After the first few weeks, Mercado Libre had experienced so few interruptions—and found no performance differences between Spot and Reserved or On-Demand Instances—that Eisbruch upped the volume of Spot Instances per application to as high as 50 percent.
Saving 31% a Month with Amazon EC2 Spot Instances
As the company’s rapid growth continued, Mercado Libre found that it could almost immediately cut its overall infrastructure costs by about 20 percent simply by replacing many of its Amazon EC2 On-Demand Instances with Spot Instances and by taking advantage of opportunities to use Spot Instances where it might once have added new Reserved Instances.

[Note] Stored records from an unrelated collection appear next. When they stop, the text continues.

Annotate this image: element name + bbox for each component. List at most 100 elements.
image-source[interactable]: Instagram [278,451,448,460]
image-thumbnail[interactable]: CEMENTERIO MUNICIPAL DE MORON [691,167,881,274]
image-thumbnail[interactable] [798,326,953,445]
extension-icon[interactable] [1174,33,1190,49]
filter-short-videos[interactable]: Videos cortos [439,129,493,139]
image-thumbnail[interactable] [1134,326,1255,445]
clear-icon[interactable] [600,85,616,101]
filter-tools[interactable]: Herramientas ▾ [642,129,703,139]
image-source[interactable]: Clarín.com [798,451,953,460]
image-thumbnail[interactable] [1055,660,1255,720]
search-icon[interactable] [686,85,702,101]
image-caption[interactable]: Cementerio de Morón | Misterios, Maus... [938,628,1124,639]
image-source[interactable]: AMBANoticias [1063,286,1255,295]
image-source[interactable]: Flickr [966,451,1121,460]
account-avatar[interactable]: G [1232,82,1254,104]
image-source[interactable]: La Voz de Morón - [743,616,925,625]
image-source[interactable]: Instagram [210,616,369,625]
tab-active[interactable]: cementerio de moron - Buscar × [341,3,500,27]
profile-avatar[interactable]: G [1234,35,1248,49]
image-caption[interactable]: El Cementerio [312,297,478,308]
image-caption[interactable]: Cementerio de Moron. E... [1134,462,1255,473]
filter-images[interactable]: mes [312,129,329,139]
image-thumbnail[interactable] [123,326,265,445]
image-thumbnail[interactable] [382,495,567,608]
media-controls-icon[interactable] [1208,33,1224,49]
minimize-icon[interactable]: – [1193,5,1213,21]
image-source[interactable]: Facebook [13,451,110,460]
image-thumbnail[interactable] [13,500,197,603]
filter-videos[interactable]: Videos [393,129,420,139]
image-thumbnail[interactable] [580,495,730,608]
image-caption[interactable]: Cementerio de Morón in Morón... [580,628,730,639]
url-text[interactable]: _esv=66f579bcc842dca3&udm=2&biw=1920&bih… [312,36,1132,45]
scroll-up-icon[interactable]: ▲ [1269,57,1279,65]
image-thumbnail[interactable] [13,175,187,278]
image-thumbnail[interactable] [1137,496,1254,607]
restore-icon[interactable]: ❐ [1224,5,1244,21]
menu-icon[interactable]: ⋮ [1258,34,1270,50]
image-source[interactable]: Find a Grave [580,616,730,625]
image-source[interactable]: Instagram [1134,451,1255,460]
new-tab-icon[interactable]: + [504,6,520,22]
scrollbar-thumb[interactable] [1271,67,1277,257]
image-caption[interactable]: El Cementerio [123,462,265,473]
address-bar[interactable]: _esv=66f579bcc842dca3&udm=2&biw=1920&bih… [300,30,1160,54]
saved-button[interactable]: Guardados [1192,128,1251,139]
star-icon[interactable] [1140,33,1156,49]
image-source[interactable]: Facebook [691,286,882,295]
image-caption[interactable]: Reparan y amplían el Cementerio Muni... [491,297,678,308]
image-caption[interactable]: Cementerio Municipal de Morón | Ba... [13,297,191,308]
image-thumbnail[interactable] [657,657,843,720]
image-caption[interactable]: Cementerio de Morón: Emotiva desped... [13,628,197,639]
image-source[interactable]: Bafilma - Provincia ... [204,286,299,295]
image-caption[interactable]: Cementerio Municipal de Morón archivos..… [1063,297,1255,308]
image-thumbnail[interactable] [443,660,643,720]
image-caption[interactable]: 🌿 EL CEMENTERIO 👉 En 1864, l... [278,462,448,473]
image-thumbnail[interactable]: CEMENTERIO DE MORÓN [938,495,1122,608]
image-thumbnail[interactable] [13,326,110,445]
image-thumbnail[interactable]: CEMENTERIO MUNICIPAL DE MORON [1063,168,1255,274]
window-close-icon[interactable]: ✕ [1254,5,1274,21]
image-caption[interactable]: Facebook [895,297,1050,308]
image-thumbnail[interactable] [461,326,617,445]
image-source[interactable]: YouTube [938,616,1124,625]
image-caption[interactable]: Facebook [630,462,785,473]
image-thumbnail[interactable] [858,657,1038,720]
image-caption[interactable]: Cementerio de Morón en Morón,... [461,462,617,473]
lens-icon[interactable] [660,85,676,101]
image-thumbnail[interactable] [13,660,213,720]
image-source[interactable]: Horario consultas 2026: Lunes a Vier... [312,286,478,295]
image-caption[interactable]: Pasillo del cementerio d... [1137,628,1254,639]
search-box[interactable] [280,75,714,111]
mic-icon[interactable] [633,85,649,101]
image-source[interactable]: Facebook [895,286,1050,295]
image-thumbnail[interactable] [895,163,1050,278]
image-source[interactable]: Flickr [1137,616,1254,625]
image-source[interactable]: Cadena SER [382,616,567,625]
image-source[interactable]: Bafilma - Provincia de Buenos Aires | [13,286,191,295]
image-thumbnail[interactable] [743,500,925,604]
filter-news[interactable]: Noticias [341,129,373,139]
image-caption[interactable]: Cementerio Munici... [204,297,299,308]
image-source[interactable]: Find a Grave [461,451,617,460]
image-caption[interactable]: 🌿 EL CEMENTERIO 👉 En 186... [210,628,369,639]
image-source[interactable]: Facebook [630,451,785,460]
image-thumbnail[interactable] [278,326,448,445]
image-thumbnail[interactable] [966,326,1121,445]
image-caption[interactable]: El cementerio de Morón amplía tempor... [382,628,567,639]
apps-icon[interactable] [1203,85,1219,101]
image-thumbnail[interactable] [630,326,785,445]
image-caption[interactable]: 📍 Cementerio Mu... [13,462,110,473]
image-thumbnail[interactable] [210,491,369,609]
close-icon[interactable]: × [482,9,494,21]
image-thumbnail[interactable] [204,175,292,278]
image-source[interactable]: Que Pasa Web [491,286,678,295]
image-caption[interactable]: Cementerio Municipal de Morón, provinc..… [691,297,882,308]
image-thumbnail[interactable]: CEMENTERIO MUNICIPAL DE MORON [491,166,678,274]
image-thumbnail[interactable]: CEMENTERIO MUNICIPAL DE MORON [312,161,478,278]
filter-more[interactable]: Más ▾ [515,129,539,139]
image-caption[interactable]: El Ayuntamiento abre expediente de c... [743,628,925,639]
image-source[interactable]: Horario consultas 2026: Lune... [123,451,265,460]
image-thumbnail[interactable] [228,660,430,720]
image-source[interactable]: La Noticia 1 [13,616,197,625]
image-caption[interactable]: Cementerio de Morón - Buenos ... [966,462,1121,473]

To further maximize savings and minimize failure risk, the company built an application to automate decisions about when and where to use Spot Instances and which instance families, types, sizes, models, and AWS Regions and Availability Zones would deliver the best results.
The Mercado Libre application includes a data warehouse built with Amazon Athena that makes use of data from AWS billing. "Our platform pulls price information, usage statistics, and app details to decide how many and what kind of Spot and Reserved Instances to use," says Eisbruch. “The whole process is invisible to developers, so they can keep concentrating on products."

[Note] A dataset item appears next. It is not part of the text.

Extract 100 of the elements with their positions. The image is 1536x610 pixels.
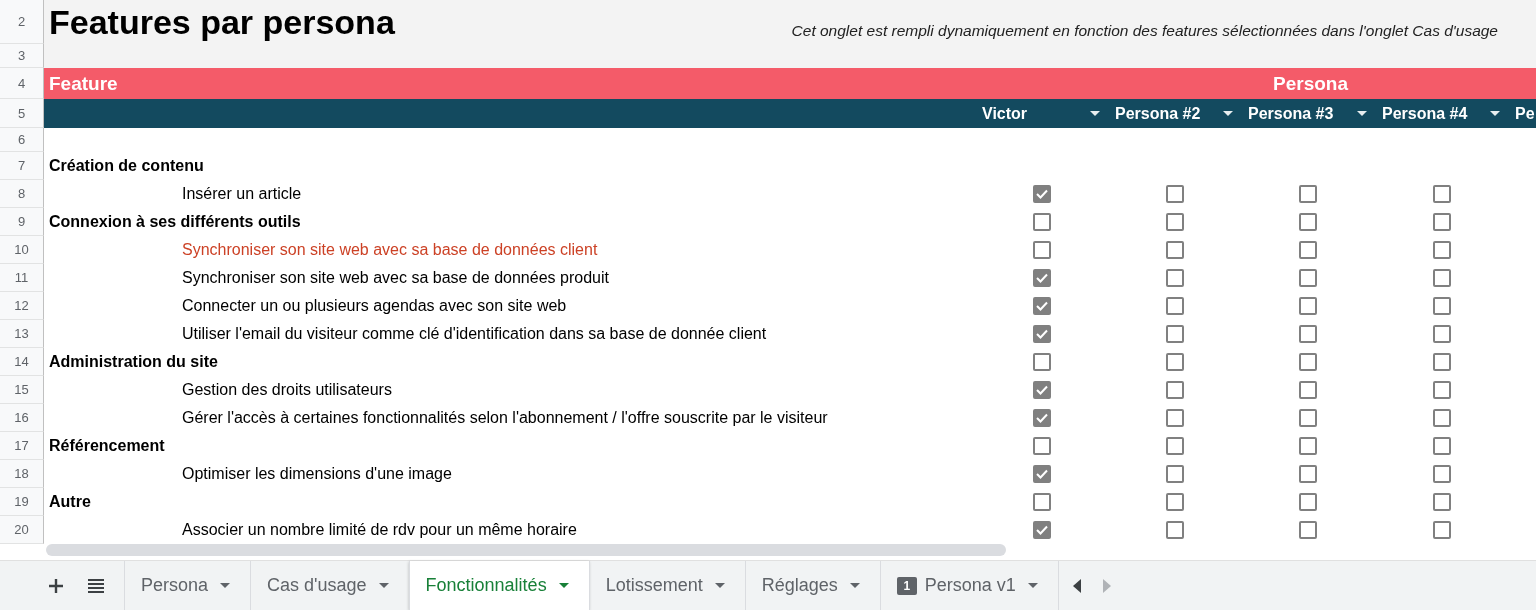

Although the Mercado Libre platform considers app criticality before deciding the number of Spot Instances to assign, the company does use Spot Instances with mission-critical apps. "We might assign a different proportion of Spot Instances for a critical app, but there's usually a sensible way to use at least some," says Pedreira. "Even with the most critical apps—like our search service and traffic layer—we've found workloads where we can use Spot Instances without posing any interruption-related risks to the overall app."
The process of moving to Spot Instances was fast and easy.
"Within just the first week, we shifted 30 percent of our Reserved Instances to Spot Instances," says Eisbruch. "In the first month, we saved 20 percent by moving to Amazon EC2 Spot Instances. Since then, the cost of our Amazon EC2 fleet has been 31 percent lower than before the change."
Although the prospect of shifting to Spot Instances might seem daunting to some companies, Pedreira says, "It sounds scarier than it is. And shifting to even a large number of Amazon EC2 Spot Instances is a very straightforward process for anyone following good cloud architecture practices. As always with AWS, there is great documentation and support, so you don't have to figure it out alone."